LET'S START with the good news: convention business, like the economy, continues to pick up steam. The Center for Exhibition Industry Research estimates a 3 percent increase in trade show business last year, with continued growth predicted for 2012. Many cities, including Las Vegas, Boston, and Philadelphia, saw a big bump in total room nights booked, with 2012 trending the same way.

An increase in hotel business equals an increase in room tax revenue, the primary funding source for many convention and visitors bureaus. This is good news, as CVBs have weathered some of the toughest years ever, following the economic implosion of 2008. Room tax revenues declined an average of 16 percent between 2008 and 2010, prompting cutbacks in many CVB budgets. According to Destination Marketing Association International, however, CVB budgets are stabilizing, and some are even growing.

But that is just part of a complicated story. The Great Recession caused the largest collapse in state revenues on record, and with many cities and states still digging out from under big deficits, convention bureaus, tourism agencies, and convention centers that receive state or city funding are anticipating tough years ahead. In March, for example, Peoria, the Illinois city that is often touted as a microcosm of America, was debating whether to slash the city's annual contribution to the Peoria CVB from $720,000 to $275,000.

Moreover, while hotel occupancy rates are trending upwards, hotel room rates in many areas have not yet returned to pre-recession levels, meaning that room tax revenues haven't either. Says Jack Ferguson, president and CEO, Philadelphia CVB, “Our average hotel rate for the city hasn't returned to 2007 levels, so in that respect, we're still in a buyer's market for hotel rooms.”

The Big Disconnect?

A buyer's market is certainly the case when it comes to groups that utilize convention center space in markets where, for whatever reason, demand has not materialized. The Lancaster County (Pa.) Convention Center, for example, has operated in the red ever since it opened three years ago, and if the trend line continues, hotel room tax revenue will be funneled from the Pennsylvania Dutch CVB to help fund the new center.

The scenario of less-than-promised performance/return on investment for convention facilities is playing out in municipalities around the country. In Baltimore, a proposal to build an 18,500-seat downtown arena and a $400 million expansion of the convention center is being greeted with some skepticism, as meeting attendance at the city's convention center has been trending downward over the past six years.

New York Gov. Andrew Cuomo proposed in January to tear down the Javits Convention Center in Manhattan, which has come to host mostly “gate” or public shows and events. The governor would like to build the country's largest convention center/exhibition hall near JFK International Airport in Queens. Dubbed “Cuomo's Folly” by critics, the center would feature a 3.8-million-square-foot exhibition hall and would be funded by a public-private partnership with the operator of the new Resorts World Casino in Queens (adjacent to the proposed site for the center).

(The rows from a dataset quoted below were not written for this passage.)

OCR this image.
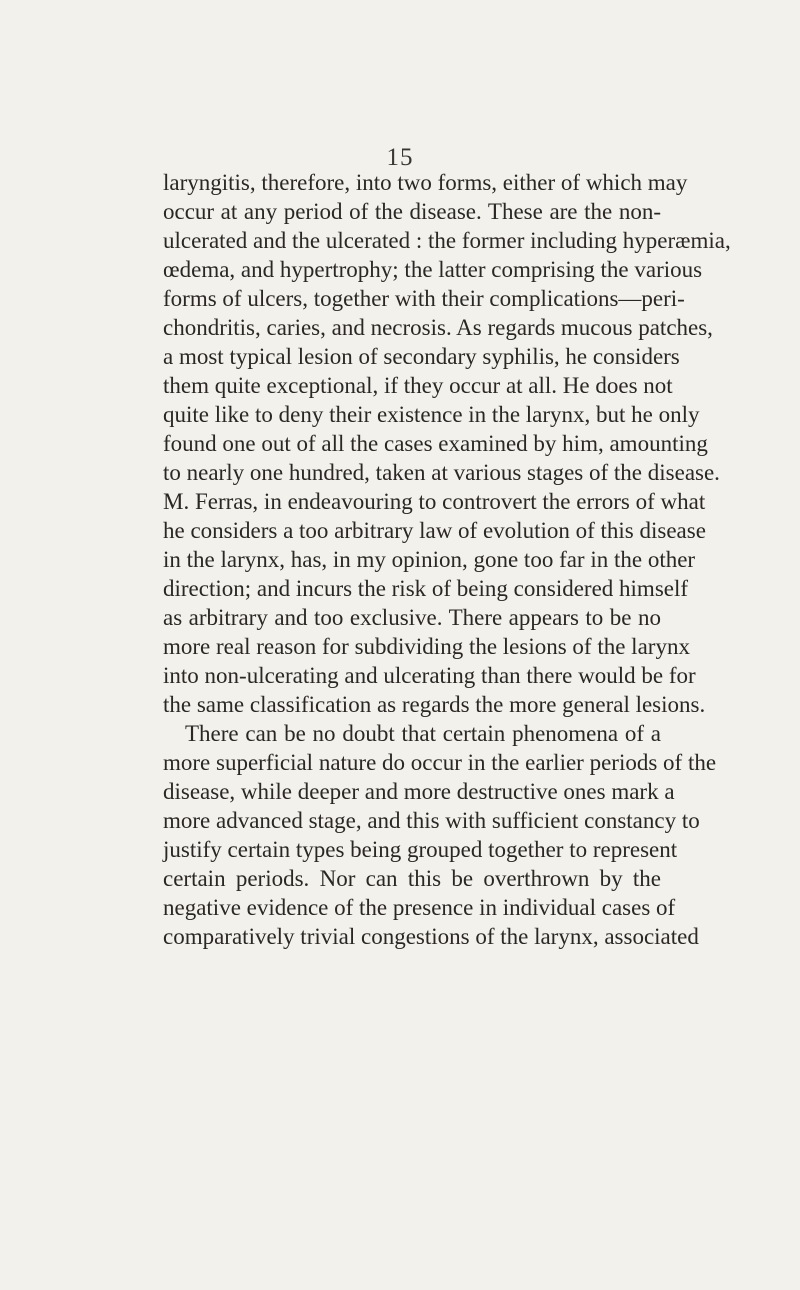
15
laryngitis, therefore, into two forms, either of which may
occur at any period of the disease. These are the non-
ulcerated and the ulcerated : the former including hyperæmia,
œdema, and hypertrophy; the latter comprising the various
forms of ulcers, together with their complications—peri-
chondritis, caries, and necrosis. As regards mucous patches,
a most typical lesion of secondary syphilis, he considers
them quite exceptional, if they occur at all. He does not
quite like to deny their existence in the larynx, but he only
found one out of all the cases examined by him, amounting
to nearly one hundred, taken at various stages of the disease.
M. Ferras, in endeavouring to controvert the errors of what
he considers a too arbitrary law of evolution of this disease
in the larynx, has, in my opinion, gone too far in the other
direction; and incurs the risk of being considered himself
as arbitrary and too exclusive. There appears to be no
more real reason for subdividing the lesions of the larynx
into non-ulcerating and ulcerating than there would be for
the same classification as regards the more general lesions.
There can be no doubt that certain phenomena of a
more superficial nature do occur in the earlier periods of the
disease, while deeper and more destructive ones mark a
more advanced stage, and this with sufficient constancy to
justify certain types being grouped together to represent
certain periods. Nor can this be overthrown by the
negative evidence of the presence in individual cases of
comparatively trivial congestions of the larynx, associated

A statistic that is often quoted in press reports states that the number of convention attendees at U.S. convention facilities dropped from 126 million to 86 million from 2000 to 2010, while in that same time period, the amount of convention space increased from 53 million square feet to 70 million square feet.

The subsequent oversupply of convention space is a boon to many groups, giving them the leverage to negotiate big concessions from cities anxious to get business on the books that fills area hotel rooms. These concessions can include free rental of the convention hall, food-and-beverage discounts, and complimentary shuttle buses.

In a Virginian-Pilot news article about discounts given convention groups at the Virginia Beach Convention Center, Courtney Dyer, the center's manager, explained that the size of the discount is determined by the number of attendees, the time of year, estimated spending, and other factors. “It's all driven by the projected return on investment,” Dyer said in the December article. “We more than make that money back through direct spending and city tax receipts.”

In short, for many cities, the convention center remains a substantial loss leader in order to drive spending and tax receipts from “outside,” or visitor, dollars. It's an old story for the convention industry, but one that is much more problematic in the tough deficit environment that many states and cities are facing.

CVBs, convention centers, and tourism organizations that can demonstrate a robust link between convention business, jobs, and economic development seem to have the best success at surviving budget cuts. Case in point: Florida Gov. Rick Scott's proposed state budget, presented in January, preserved Visit Florida's $35 million budget allotment, while Florida hospitals are looking at $2 billion in proposed spending cuts.

“It's all about jobs,” Maryann Ferenc, a member of the Visit Florida board, said in a January article in the Tampa Bay Times. “Just about overnight, people are all of a sudden realizing that the tourism industry brings jobs.”